Something like "Economic History of Humanity" with Douglass North.

Max

I like Zac's Levitt recommend. I would also like public choice with Bryan Caplan, "constitutional econ" by Boettke, and "econ develop" by Easterly. Since the question is singlular I would most pick Easterly - reflecting on the wealth of nations started things off, and there are so many deep questions.

I agree with Dan. I didn't know he was a List fan, too!
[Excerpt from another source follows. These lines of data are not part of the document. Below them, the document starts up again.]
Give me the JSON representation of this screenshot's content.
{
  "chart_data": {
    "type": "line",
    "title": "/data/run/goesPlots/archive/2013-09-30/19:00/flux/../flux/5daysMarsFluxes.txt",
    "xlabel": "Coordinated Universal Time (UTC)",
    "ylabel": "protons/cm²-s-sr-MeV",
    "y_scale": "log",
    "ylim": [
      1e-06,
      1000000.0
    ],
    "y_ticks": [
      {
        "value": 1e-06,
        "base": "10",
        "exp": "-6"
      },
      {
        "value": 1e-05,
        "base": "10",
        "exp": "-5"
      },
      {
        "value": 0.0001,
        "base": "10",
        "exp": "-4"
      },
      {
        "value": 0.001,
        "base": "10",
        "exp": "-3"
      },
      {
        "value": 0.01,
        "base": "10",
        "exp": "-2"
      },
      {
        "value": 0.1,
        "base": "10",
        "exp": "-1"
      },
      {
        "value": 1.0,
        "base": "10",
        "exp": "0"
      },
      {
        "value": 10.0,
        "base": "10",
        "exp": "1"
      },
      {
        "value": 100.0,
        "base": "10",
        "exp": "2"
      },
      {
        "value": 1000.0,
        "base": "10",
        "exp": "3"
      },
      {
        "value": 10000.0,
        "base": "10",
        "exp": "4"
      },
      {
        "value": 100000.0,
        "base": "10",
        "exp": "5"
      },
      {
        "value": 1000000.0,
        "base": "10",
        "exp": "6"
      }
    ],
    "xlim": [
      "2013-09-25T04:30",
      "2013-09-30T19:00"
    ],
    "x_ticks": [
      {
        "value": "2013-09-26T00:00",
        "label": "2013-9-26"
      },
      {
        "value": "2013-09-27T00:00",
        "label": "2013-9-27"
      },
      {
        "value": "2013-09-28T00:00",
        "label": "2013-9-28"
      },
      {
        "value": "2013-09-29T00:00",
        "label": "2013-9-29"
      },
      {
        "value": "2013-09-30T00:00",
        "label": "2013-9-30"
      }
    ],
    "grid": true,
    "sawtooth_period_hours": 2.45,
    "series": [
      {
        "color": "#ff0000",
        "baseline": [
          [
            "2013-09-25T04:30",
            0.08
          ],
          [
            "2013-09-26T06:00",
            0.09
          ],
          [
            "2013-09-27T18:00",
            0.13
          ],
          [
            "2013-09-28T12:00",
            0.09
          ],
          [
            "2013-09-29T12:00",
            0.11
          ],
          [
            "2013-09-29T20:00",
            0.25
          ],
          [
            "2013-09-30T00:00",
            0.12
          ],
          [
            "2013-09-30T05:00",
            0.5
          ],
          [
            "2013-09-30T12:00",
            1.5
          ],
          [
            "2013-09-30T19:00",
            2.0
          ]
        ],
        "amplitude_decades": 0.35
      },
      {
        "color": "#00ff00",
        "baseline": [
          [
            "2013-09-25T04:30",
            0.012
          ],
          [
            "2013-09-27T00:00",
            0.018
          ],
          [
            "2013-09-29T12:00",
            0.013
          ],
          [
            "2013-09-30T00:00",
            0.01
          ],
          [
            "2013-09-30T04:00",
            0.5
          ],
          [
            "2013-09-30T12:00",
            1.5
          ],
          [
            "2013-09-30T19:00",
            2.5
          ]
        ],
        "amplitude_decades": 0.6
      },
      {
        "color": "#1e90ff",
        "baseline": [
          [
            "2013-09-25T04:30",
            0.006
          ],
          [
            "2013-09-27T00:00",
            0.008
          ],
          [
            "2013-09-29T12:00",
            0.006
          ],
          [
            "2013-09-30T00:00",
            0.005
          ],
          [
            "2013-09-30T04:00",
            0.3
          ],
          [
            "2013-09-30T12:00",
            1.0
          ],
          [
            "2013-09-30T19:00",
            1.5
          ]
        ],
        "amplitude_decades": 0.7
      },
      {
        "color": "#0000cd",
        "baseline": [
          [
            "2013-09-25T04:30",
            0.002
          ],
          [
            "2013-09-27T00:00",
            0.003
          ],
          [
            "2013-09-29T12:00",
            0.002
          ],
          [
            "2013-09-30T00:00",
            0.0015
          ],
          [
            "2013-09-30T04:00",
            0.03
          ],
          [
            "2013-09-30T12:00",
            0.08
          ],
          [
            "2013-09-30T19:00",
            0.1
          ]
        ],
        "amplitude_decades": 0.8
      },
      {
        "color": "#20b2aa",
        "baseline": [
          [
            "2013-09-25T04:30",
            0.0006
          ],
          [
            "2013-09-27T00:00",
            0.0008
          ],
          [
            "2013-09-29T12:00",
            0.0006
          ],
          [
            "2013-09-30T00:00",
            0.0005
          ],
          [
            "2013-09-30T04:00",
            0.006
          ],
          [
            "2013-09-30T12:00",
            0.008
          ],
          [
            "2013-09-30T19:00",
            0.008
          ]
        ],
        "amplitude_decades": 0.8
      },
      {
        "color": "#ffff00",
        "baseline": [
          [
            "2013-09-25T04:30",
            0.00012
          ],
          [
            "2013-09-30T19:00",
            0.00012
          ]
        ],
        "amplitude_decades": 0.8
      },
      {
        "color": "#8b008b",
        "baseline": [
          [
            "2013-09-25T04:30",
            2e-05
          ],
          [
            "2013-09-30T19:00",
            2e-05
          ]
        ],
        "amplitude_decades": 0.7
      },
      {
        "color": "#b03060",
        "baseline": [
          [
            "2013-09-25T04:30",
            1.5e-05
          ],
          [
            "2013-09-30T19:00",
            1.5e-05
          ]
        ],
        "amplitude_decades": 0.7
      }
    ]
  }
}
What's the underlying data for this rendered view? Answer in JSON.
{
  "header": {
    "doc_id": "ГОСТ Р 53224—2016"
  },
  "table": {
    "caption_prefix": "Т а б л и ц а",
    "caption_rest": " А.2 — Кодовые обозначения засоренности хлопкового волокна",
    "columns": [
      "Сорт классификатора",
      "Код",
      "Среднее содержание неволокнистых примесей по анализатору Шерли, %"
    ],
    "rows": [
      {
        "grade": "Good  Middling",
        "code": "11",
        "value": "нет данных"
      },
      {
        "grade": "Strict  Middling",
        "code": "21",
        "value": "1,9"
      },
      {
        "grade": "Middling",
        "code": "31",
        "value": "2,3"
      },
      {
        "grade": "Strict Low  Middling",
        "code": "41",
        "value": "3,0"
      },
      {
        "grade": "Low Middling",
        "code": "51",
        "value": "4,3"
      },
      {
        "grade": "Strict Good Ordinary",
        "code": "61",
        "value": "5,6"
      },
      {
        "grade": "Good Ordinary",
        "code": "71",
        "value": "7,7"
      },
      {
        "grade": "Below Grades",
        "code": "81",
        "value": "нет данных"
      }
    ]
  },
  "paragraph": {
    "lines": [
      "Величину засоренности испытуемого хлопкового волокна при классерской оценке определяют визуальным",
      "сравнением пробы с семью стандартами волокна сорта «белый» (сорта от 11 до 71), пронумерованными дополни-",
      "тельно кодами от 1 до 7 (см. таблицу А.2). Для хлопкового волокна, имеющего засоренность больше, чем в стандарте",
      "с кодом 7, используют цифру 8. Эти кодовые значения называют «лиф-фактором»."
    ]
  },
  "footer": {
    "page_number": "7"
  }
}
Economic Sociology with Swedberg!

Something on labor markets with Edna Bonacich or urban sociology with William Julius Wilson.

more ETHICS.

NOBODY takes enough courses in ETHICS.


if more people studied ethics, we might not have such social equivocation about one's vocation for corruption...


perspective, people.


Perspective.

The Jeff Farias Show: streams FREE & LIVE Mon-Fri, 6-9pmEST

FREE podcast
http://www.thejefffariasshow.com
http://jefffarias.podbean.com

Dan Hausman's course in Philosophy and Economics was pretty excellent...you guys should probably hypothetically hit that up.

I/O with Steve Margolis.

BlueBerry Pick'n, evidence does not support the idea that courses in ethics reduce behaviors considered unethical, such as stealing.